Let's see. How would you write a C function for printing arrays of general N-dimensions using only loops? Once that figured out then translating that C code into ASR should be easy then.

However, this approach can lead to a large number of nested calls, which may impact performance !

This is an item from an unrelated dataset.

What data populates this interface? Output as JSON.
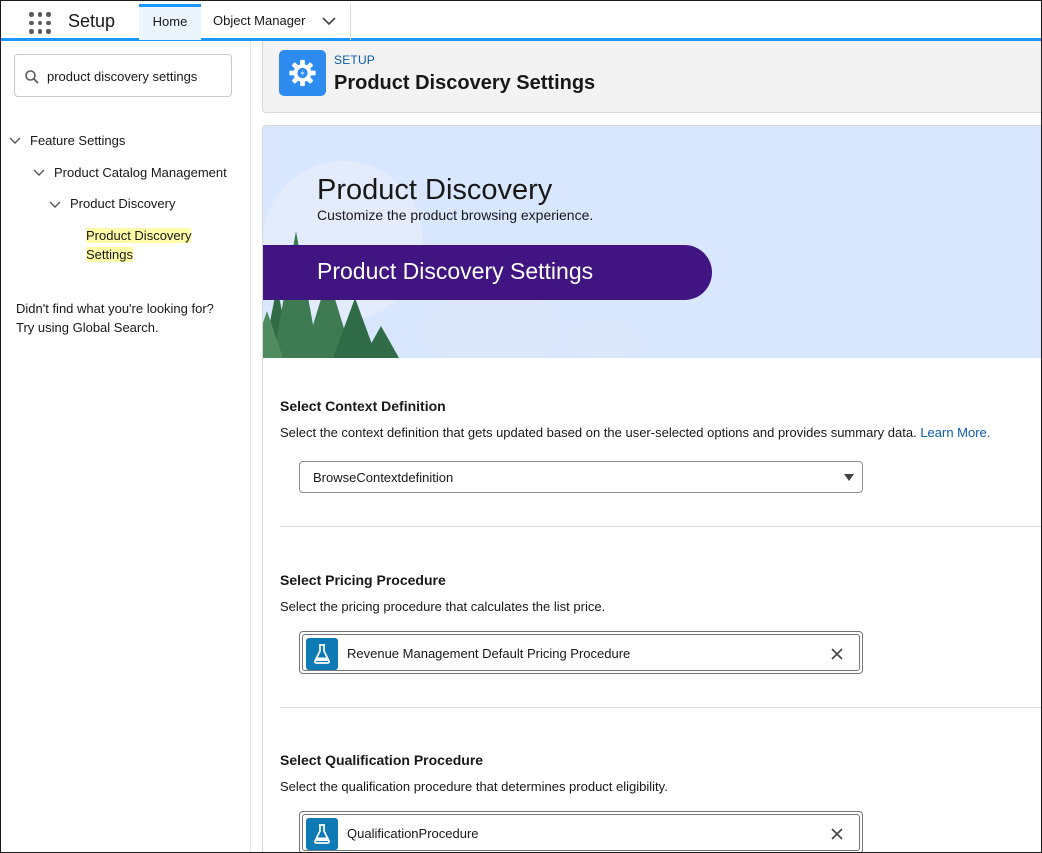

Well if you are talking about recursive approach to print array then also follow the same approach, write code in C to print arrays of general N dimensions and then translate it into ASR.

[anutosh491]

Okay , not sure how I could get it translated into ASR but a C function which is recursive and also takes care of formatting would be the following

#include <stdio.h>

void print_array(int *arr, int *shape, int ndim) {
    printf("[");
    for (int i = 0; i < shape[0]; i++) {
        if (ndim > 1) {
            print_array(arr + i * shape[1], shape + 1, ndim - 1);
        } else {
            printf("%d", arr[i]);
        }
        if (i < shape[0] - 1) {
            printf(" ");
        }
    }
    printf("]\n");
}

int main() {
    int arr[2][3] = {{1, 2, 3}, {4, 5, 6}};
    int shape[] = {2, 3};
    print_array((int *) arr, shape, 2);
    return 0;
}

This would give us

[[1 2 3]
 [4 5 6]]

This would require the array , ndim and the size along each dimension !

[czgdp1807]

I see. Now there are two ways to deal with this,

1. Include your printing function in C backend and call it from LLVM/C backend.
2. Following this approach in ASR would be very tricky as you are dealing with pointers directly. However the pattern I see here is printing each row in a new line with opening brackets and spaces prefixed and some closing brackets suffixed. Correct? If so, then I guess it can done using nested loops. Consider the following example,

>>> arr = np.array([[[1, 2, 3], [4, 5, 6]], [[7, 8, 9], [10, 11, 12]]])
>>> arr
array([[[ 1,  2,  3],
        [ 4,  5,  6]],

       [[ 7,  8,  9],
        [10, 11, 12]]])

Printing using loops (algorithm not exact code and row major order printing) would like,

do i = 1, 2
    do j = 1, 2
        do k = 1, 3
            if k < 3 then
                print *, arr[i, j, k], ", "
            else
                print *, arr[i, j, k], "]"
            end if
        end do
        print *, "\n"
    end do
    print *, "]\n"
end do
print *, "]\n"

Add an extra closing bracket for each loop (except the innermost). Note that while generating code for printing you know the dimensions of array being printed at compile time. If the dimensions are not known (say the output of reshape is being printed then print it in a single line).